И он внезапно исчез, оставляя фонари и котомку Акасту.
XII
Граждане Бесы толпились в своем пританее — все, и мужчины, и женщины. Созвал их царь Фесей.
— Друзья мои, — сказал он им, — милостью Паллады мне удалось объединить два коренных жребия из наследия моего деда Пандиона, и теперь наша общая забота — чтобы они никогда больше не были разъединены. Не для себя сложил я их, не для того, чтобы самодержавно вами править: власть, которую Паллада вручила мне, я передаю народу.
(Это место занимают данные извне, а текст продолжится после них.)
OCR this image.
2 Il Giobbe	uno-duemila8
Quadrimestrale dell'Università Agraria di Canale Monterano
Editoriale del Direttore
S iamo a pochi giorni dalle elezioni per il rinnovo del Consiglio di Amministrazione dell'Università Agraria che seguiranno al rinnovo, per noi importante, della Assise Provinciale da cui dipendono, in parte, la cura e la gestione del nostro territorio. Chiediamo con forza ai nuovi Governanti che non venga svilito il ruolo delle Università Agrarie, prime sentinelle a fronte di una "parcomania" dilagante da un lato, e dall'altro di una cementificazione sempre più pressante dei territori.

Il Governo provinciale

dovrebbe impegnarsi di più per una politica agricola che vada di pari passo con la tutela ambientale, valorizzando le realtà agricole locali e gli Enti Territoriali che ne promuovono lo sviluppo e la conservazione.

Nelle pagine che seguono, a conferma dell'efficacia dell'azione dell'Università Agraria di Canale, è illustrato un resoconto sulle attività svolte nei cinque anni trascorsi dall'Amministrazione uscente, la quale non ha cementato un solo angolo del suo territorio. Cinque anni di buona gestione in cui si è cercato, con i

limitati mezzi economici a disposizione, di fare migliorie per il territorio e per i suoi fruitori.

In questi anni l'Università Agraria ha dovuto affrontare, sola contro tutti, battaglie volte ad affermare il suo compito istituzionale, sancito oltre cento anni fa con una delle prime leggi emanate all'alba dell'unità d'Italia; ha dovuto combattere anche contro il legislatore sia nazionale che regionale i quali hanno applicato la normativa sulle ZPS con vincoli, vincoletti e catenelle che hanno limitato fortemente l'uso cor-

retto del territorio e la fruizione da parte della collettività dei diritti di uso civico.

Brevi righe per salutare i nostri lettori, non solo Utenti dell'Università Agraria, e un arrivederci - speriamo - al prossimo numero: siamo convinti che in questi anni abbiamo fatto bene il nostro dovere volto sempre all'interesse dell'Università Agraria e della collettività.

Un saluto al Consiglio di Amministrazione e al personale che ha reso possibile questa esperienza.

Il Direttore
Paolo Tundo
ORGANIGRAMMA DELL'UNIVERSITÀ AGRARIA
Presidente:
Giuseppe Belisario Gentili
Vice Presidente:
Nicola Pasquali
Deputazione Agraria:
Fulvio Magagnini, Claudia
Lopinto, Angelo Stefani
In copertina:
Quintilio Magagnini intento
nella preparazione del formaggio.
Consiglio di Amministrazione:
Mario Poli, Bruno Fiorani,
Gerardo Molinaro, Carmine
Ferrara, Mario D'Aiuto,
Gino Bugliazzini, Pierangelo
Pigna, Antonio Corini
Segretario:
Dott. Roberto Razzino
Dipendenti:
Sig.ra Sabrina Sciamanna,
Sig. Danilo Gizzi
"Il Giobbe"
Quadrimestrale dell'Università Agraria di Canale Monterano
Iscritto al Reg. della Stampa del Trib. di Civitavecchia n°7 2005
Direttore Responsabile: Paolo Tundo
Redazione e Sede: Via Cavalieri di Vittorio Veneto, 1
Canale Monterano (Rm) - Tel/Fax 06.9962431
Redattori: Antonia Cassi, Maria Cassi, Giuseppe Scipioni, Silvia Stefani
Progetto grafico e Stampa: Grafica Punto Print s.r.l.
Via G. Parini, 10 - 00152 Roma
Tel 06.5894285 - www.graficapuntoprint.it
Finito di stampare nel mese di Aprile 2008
Пусть ваши цари по-прежнему молятся за вас бессмертным богам, пусть они судят ваши тяжбы и ведут вас в бой, пусть они будут опекунами ваших сирот — но управляться вы будете сами. Отныне вы все — афиняне, все будете собираться на каменном кряже перед скалой богини; каждый, кого возраст остепенил, будет иметь право предлагать народу то, что боги ему внушат, — и что народ сочтет лучшим, то и будет законом. Согласны?
Гром благословляющих приветствий покрыл его слова.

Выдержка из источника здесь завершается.